U.S. home construction slips 0.9% to 1.25 million in June
Washington – U.S. home construction slipped last month as an uptick in the building of single-family homes was offset by a big drop in apartment construction.
The Commerce Department said Wednesday that construction was started at a seasonally adjusted annual rate of 1.25 million in June, down 0.9% from 1.27 million in May. Construction of single-family homes rose 3.5%, but apartment building skidded 9.4%.
Applications for building permits, an indication of future construction, fell 6.1% last month to 1.22 million, the lowest since May 2017.
Falling mortgage rates are expected to spur home construction, overriding other concerns such as shortages of building lots and construction workers. The average rate on a 30-year, fixed-rate home loan last week stood at 3.75%, down from 4.53% a year ago.

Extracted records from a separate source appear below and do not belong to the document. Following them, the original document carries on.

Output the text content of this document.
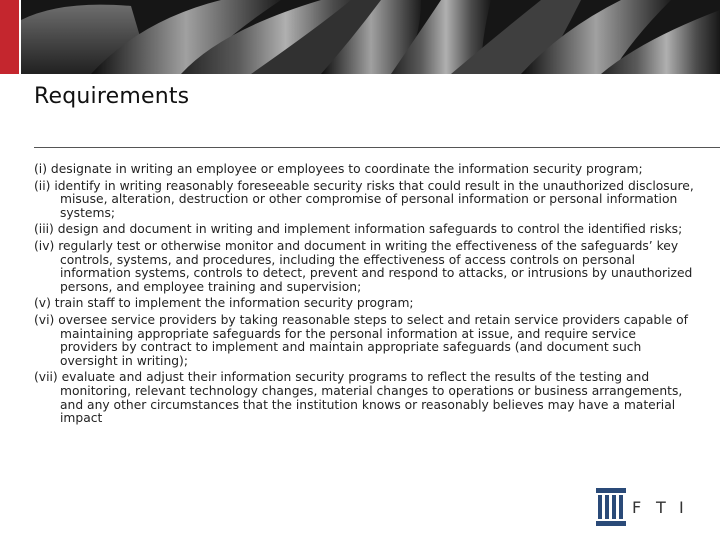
Requirements
(i) designate in writing an employee or employees to coordinate the information security program;
(ii) identify in writing reasonably foreseeable security risks that could result in the unauthorized disclosure, misuse, alteration, destruction or other compromise of personal information or personal information systems;
(iii) design and document in writing and implement information safeguards to control the identified risks;
(iv) regularly test or otherwise monitor and document in writing the effectiveness of the safeguards’ key controls, systems, and procedures, including the effectiveness of access controls on personal information systems, controls to detect, prevent and respond to attacks, or intrusions by unauthorized persons, and employee training and supervision;
(v) train staff to implement the information security program;
(vi) oversee service providers by taking reasonable steps to select and retain service providers capable of maintaining appropriate safeguards for the personal information at issue, and require service providers by contract to implement and maintain appropriate safeguards (and document such oversight in writing);
(vii) evaluate and adjust their information security programs to reflect the results of the testing and monitoring, relevant technology changes, material changes to operations or business arrangements, and any other circumstances that the institution knows or reasonably believes may have a material impact
F T I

“Still, pullback in building permits in June suggests further weakness could be in the pipeline,” Shernette McLeod, economist at TD Economics, said in a research note. “Rising costs, lack of land and labor shortages continue to pose challenges to builders, impeding their ability to fully take advantage lower borrowing rates to construct more in demand entry-level units.”

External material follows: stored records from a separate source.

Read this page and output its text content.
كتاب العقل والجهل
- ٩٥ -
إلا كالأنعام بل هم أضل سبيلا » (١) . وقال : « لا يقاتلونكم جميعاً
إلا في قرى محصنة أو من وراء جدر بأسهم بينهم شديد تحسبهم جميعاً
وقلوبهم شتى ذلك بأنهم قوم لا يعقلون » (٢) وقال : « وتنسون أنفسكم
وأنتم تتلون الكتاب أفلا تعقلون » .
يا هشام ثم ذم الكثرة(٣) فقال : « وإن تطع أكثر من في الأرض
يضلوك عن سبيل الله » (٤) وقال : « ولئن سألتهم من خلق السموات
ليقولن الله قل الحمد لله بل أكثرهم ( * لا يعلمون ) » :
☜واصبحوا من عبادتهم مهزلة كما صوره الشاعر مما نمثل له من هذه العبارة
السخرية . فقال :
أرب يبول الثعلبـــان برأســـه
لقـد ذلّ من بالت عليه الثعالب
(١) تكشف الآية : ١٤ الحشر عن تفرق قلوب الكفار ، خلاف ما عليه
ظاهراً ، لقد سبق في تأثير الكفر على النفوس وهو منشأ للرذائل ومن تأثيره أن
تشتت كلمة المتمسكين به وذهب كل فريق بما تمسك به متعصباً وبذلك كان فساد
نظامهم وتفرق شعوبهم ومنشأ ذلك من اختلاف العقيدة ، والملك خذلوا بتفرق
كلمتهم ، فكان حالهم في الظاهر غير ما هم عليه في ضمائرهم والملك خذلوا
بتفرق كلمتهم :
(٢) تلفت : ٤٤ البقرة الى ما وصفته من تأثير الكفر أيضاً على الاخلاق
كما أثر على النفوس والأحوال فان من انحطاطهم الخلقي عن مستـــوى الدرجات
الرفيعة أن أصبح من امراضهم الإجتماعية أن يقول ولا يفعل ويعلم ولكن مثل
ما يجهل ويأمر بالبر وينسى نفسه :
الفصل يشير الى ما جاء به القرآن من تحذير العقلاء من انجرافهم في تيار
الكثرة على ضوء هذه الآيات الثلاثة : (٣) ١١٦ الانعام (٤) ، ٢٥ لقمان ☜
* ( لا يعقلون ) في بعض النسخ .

Home construction overall was up 6.2% last month from June 2018. Single-family construction slid 0.8% and apartment building jumped 25.3% from a year earlier.
Housing starts rose 31.3% from May to June in the Northeast and 27.1% in the Midwest but fell 9.2% in the South and 4.9% in the West.

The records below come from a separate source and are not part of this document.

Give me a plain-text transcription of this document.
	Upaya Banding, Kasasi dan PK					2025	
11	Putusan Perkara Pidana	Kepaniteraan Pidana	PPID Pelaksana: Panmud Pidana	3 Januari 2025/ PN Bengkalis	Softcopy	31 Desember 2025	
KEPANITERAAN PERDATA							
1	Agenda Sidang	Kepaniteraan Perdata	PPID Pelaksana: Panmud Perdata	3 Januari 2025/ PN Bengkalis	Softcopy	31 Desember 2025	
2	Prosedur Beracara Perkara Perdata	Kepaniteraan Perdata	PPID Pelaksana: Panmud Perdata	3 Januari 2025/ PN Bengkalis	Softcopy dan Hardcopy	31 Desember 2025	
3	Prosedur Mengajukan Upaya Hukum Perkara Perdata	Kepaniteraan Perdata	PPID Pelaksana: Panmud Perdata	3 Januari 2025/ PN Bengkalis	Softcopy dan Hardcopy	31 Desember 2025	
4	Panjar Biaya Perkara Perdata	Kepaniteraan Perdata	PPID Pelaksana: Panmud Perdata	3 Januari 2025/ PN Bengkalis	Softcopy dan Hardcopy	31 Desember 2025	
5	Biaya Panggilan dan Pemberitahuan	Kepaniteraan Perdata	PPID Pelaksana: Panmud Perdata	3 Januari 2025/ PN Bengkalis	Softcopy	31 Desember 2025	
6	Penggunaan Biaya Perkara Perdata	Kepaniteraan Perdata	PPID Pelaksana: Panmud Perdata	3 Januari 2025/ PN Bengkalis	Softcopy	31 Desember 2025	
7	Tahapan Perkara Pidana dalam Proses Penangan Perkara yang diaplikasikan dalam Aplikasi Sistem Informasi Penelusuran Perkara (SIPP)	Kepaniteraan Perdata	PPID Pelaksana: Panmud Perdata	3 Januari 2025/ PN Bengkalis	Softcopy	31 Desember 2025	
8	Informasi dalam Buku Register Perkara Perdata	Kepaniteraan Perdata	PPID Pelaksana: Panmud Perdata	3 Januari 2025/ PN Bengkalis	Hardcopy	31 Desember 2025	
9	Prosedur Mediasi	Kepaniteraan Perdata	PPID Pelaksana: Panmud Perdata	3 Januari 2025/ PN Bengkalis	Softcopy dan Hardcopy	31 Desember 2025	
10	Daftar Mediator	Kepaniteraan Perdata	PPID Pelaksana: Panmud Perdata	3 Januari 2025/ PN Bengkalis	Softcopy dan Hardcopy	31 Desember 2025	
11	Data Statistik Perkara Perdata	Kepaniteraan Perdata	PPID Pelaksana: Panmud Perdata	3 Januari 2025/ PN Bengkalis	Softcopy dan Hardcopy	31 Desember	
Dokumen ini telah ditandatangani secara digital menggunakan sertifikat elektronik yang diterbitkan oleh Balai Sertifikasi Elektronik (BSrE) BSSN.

Separately, the National Association of Realtors on Wednesday reported a big drop in foreign investment in U.S. homes. The association found that foreign buyers bought $77.9 billion worth of existing U.S. homes from April 2018 through March this year. That marked a 36% drop from the same period a year earlier.
“A confluence of many factors – slower economic growth abroad, tighter capital controls in China, a stronger U.S. dollar and a low inventory of homes for sale – contributed to the pullback of foreign buyers,” said Lawrence Yun, the association’s chief economist. “However, the magnitude of the decline is quite striking, implying less confidence in owning a property in the U.S.”